1. **TOML with a `tomli`/`tomllib`-gated dependency.** Rejected: every other config file here is
   JSON, the project floor is 3.10 (below stdlib `tomllib`), and a human-friendliness argument for
   TOML does not outweigh adding a dependency and a second parse path for one file.
2. **A single god-config file merging Whyfile's contract with `intent-rules.json`'s compiled
   constraints.** Rejected: the two serve different audiences and lifecycles — `intent-rules.json`
   is compiled/generated policy for `whyfile check`, `Whyfile` is a small hand-edited contract a
   human reads and tunes. Merging them would make the common case (tune one convergence threshold)
   require touching a file also used for something unrelated.
3. **Have the Whyfile carry a copy of graph or sidecar summary data (e.g. cached golden-fraction,
   node counts) for faster doctor output.** Rejected by design law 3: any such copy would drift from
   the regenerated graph the moment either changed, and "which one is stale" is a question this
   tool should never let a user ask about its own contract file.

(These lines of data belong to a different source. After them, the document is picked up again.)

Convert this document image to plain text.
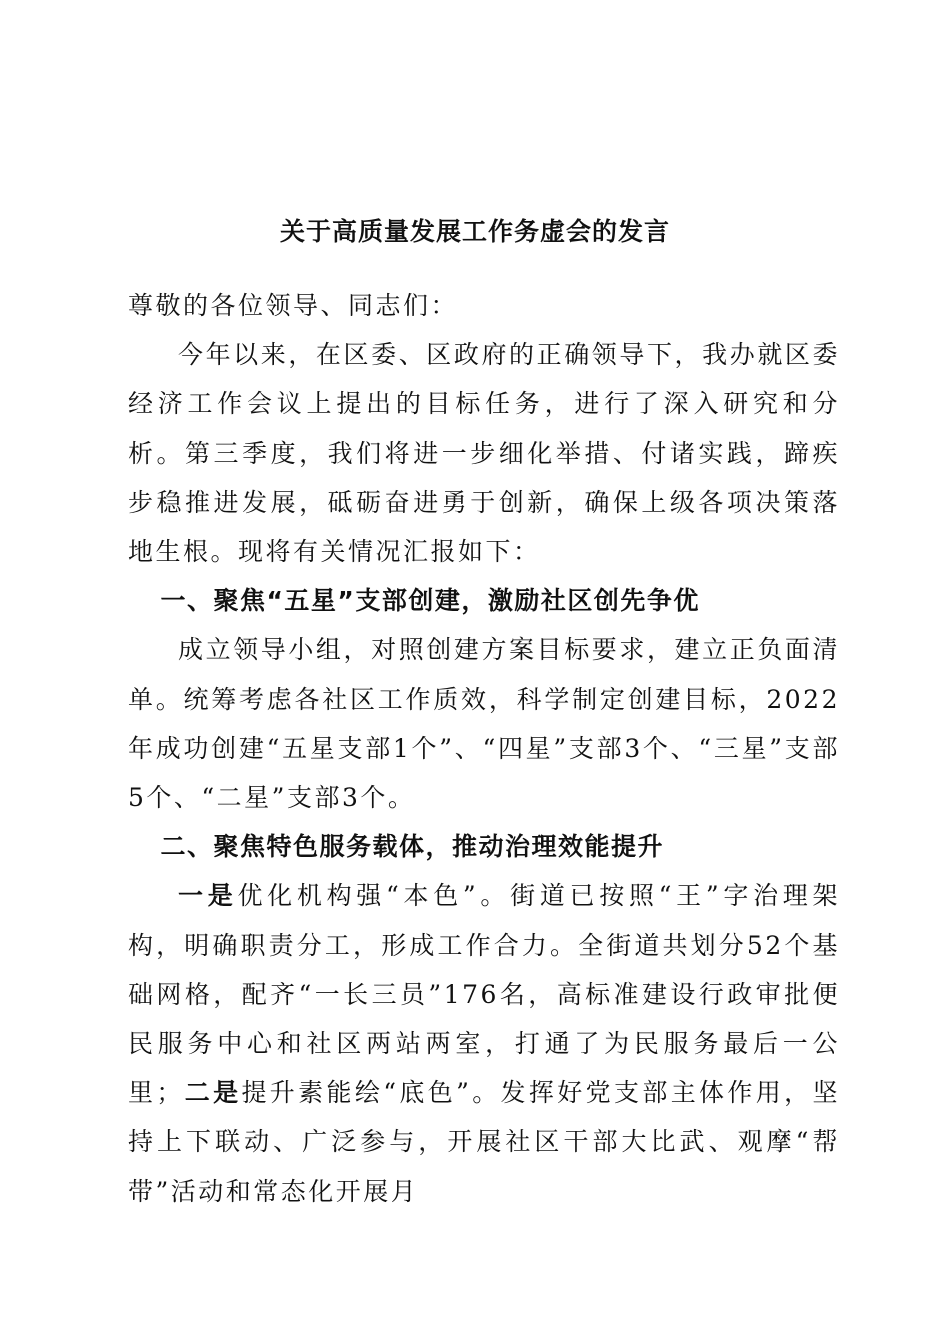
关于高质量发展工作务虚会的发言

尊敬的各位领导、同志们：

今年以来，在区委、区政府的正确领导下，我办就区委经济工作会议上提出的目标任务，进行了深入研究和分析。第三季度，我们将进一步细化举措、付诸实践，蹄疾步稳推进发展，砥砺奋进勇于创新，确保上级各项决策落地生根。现将有关情况汇报如下：

一、聚焦“五星”支部创建，激励社区创先争优

成立领导小组，对照创建方案目标要求，建立正负面清单。统筹考虑各社区工作质效，科学制定创建目标，2022年成功创建“五星支部1个”、“四星”支部3个、“三星”支部5个、“二星”支部3个。

二、聚焦特色服务载体，推动治理效能提升

一是优化机构强“本色”。街道已按照“王”字治理架构，明确职责分工，形成工作合力。全街道共划分52个基础网格，配齐“一长三员”176名，高标准建设行政审批便民服务中心和社区两站两室，打通了为民服务最后一公里；二是提升素能绘“底色”。发挥好党支部主体作用，坚持上下联动、广泛参与，开展社区干部大比武、观摩“帮带”活动和常态化开展月
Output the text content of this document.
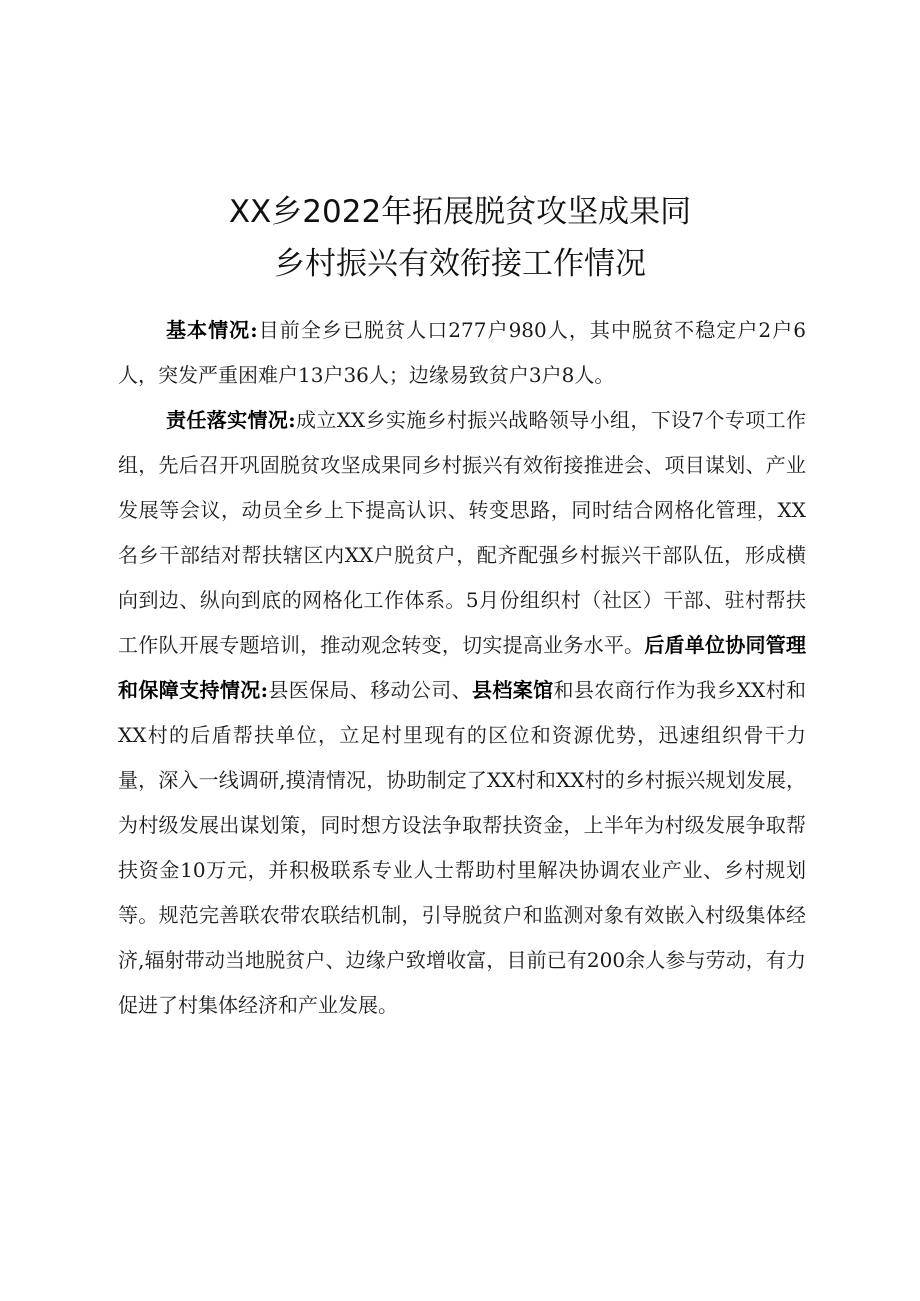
XX乡2022年拓展脱贫攻坚成果同
乡村振兴有效衔接工作情况

基本情况:目前全乡已脱贫人口277户980人，其中脱贫不稳定户2户6人，突发严重困难户13户36人；边缘易致贫户3户8人。

责任落实情况:成立XX乡实施乡村振兴战略领导小组，下设7个专项工作组，先后召开巩固脱贫攻坚成果同乡村振兴有效衔接推进会、项目谋划、产业发展等会议，动员全乡上下提高认识、转变思路，同时结合网格化管理，XX名乡干部结对帮扶辖区内XX户脱贫户，配齐配强乡村振兴干部队伍，形成横向到边、纵向到底的网格化工作体系。5月份组织村（社区）干部、驻村帮扶工作队开展专题培训，推动观念转变，切实提高业务水平。后盾单位协同管理和保障支持情况:县医保局、移动公司、县档案馆和县农商行作为我乡XX村和XX村的后盾帮扶单位，立足村里现有的区位和资源优势，迅速组织骨干力量，深入一线调研,摸清情况，协助制定了XX村和XX村的乡村振兴规划发展，为村级发展出谋划策，同时想方设法争取帮扶资金，上半年为村级发展争取帮扶资金10万元，并积极联系专业人士帮助村里解决协调农业产业、乡村规划等。规范完善联农带农联结机制，引导脱贫户和监测对象有效嵌入村级集体经济,辐射带动当地脱贫户、边缘户致增收富，目前已有200余人参与劳动，有力促进了村集体经济和产业发展。
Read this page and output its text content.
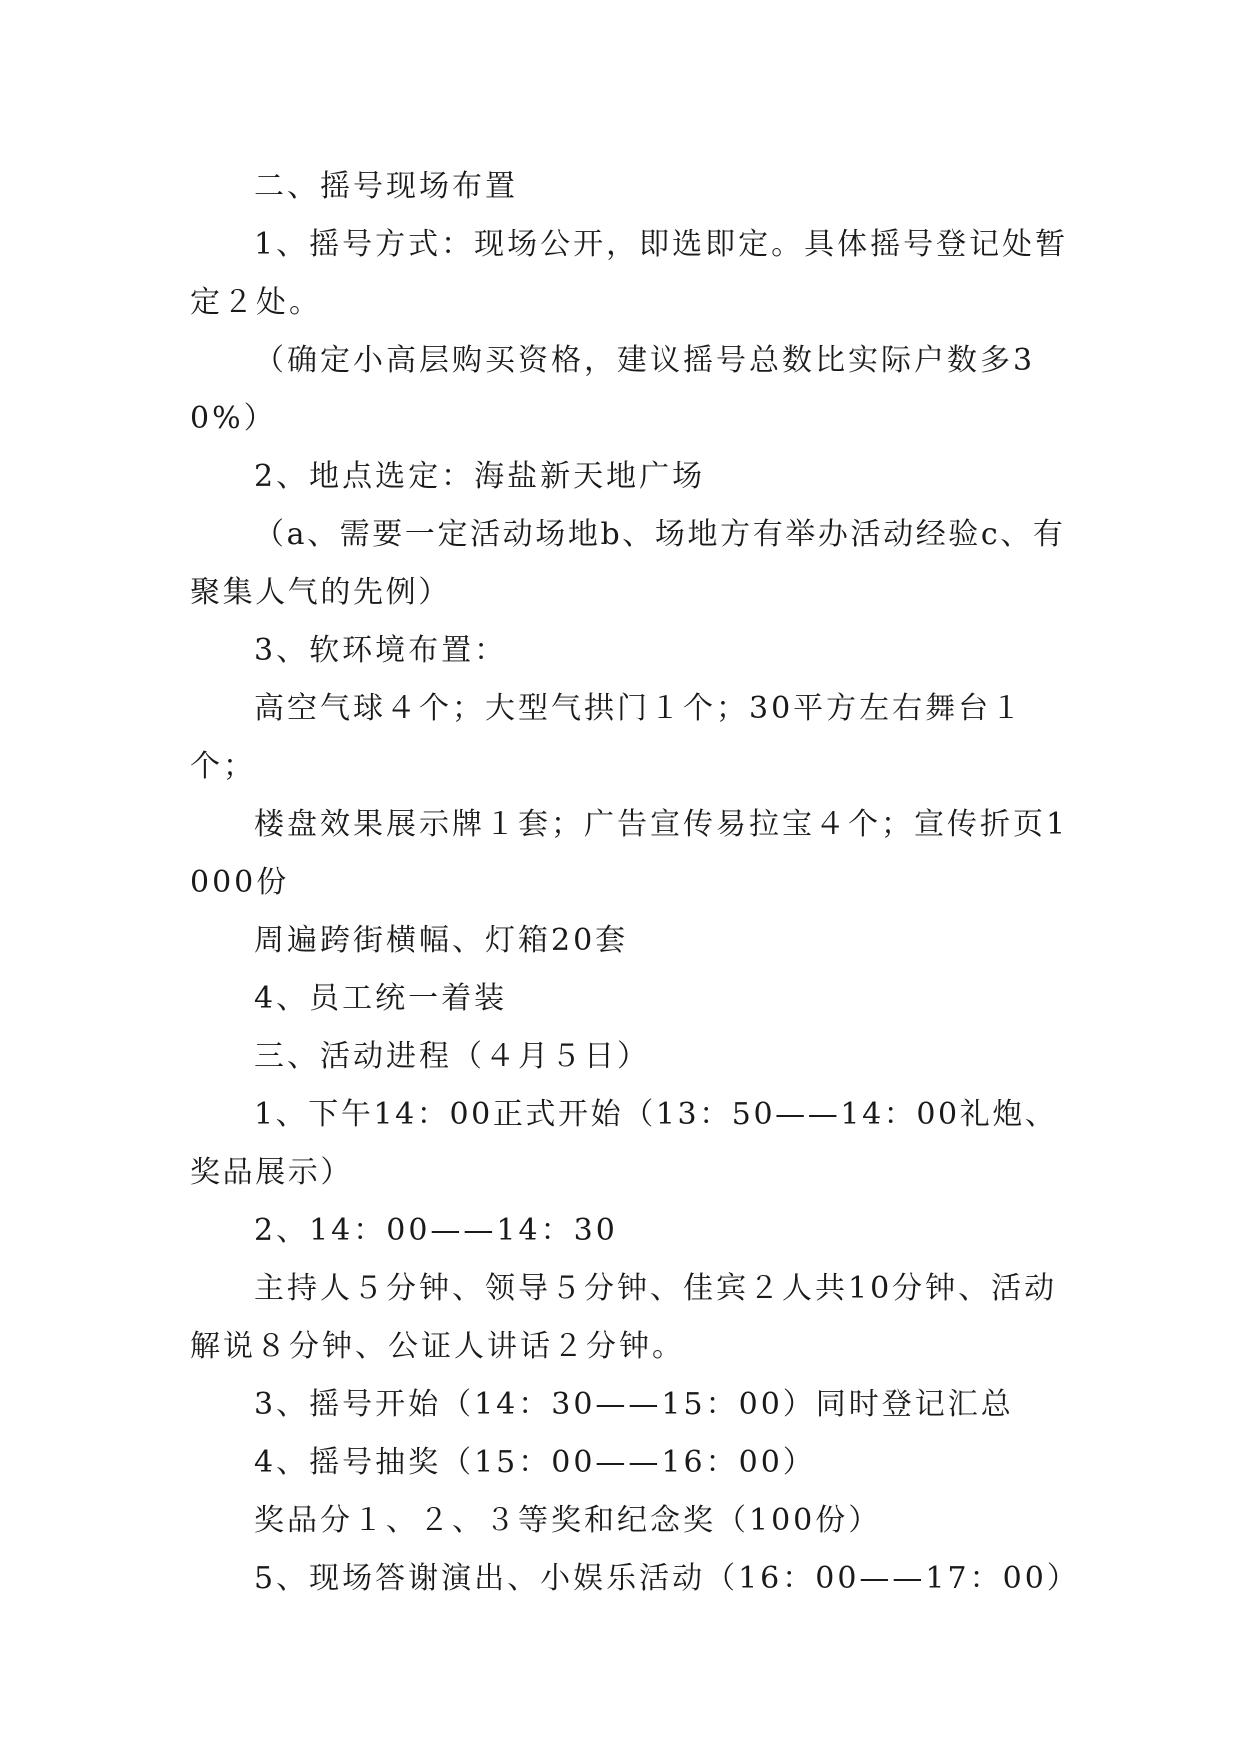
二、摇号现场布置

1、摇号方式：现场公开，即选即定。具体摇号登记处暂定２处。

（确定小高层购买资格，建议摇号总数比实际户数多30%）

2、地点选定：海盐新天地广场

（a、需要一定活动场地b、场地方有举办活动经验c、有聚集人气的先例）

3、软环境布置：

高空气球４个；大型气拱门１个；30平方左右舞台１个；

楼盘效果展示牌１套；广告宣传易拉宝４个；宣传折页1000份

周遍跨街横幅、灯箱20套

4、员工统一着装

三、活动进程（４月５日）

1、下午14：00正式开始（13：50——14：00礼炮、奖品展示）

2、14：00——14：30

主持人５分钟、领导５分钟、佳宾２人共10分钟、活动解说８分钟、公证人讲话２分钟。

3、摇号开始（14：30——15：00）同时登记汇总

4、摇号抽奖（15：00——16：00）

奖品分１、２、３等奖和纪念奖（100份）

5、现场答谢演出、小娱乐活动（16：00——17：00）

4. **Ship all deferred fields (below) now, to avoid a second schema-touching ticket later.**
   Rejected: each deferred field has no consumer yet, and adding a key with nothing reading it
   violates design law 1 and gives `config.load`'s fail-loud unknown-key check a growing set of
   fields to special-case with no behavioral payoff.

## Consequences

* A repo can now tune the panel's dispute strictness (and, incidentally, where its docs/records
  live) by editing one committed JSON file instead of a code change — the control ADR-0026 promised
  two ADRs ago now exists.
* `panel.converge_report`'s policy argument is no longer a hard-coded constant at `cli.py:923`; it
  is threaded from `config.load()` on every `audit` invocation, so the ticket most literally closes
  the seam ADR-0026 opened.
* The `records` unset-sentinel design means this ticket is safe to land with zero behavior change
  for every repo (including this one, since 3/2/1 is the existing default) — the full test suite
  passes unchanged with the dogfood `Whyfile` now present at cwd for every audit test that resolves
  it.
* Three fields are deliberately out of scope and deferred until a consumer exists:
  `attested_trailers` (no writer yet); the **conformance-gate trust tier** — a policy knob for how
  much authority a superseding decision record needs to clear `whyfile check`'s gate, which is
  distinct from the audit convergence `structural` knob this ticket does wire (the two gates answer
  different questions: "has a human looked at this dispute" versus "does this PR conform to a
  recorded constraint"); and golden-fraction / drift configuration. Golden fraction has a genuine
  hard-coded policy today (`provenance.GOLDEN_TIERS`); drift has no time-based reaffirmation-window
  concept to extract at all — `needs_reaffirmation` is a pure content-fingerprint comparison
  (`drift.compute_fingerprint`), so that deferred field awaits both a consumer and the underlying
  concept, not just a reader for an existing constant. Each awaits the ticket that gives it a
  reader, per the same design-law-1 discipline that shaped this one.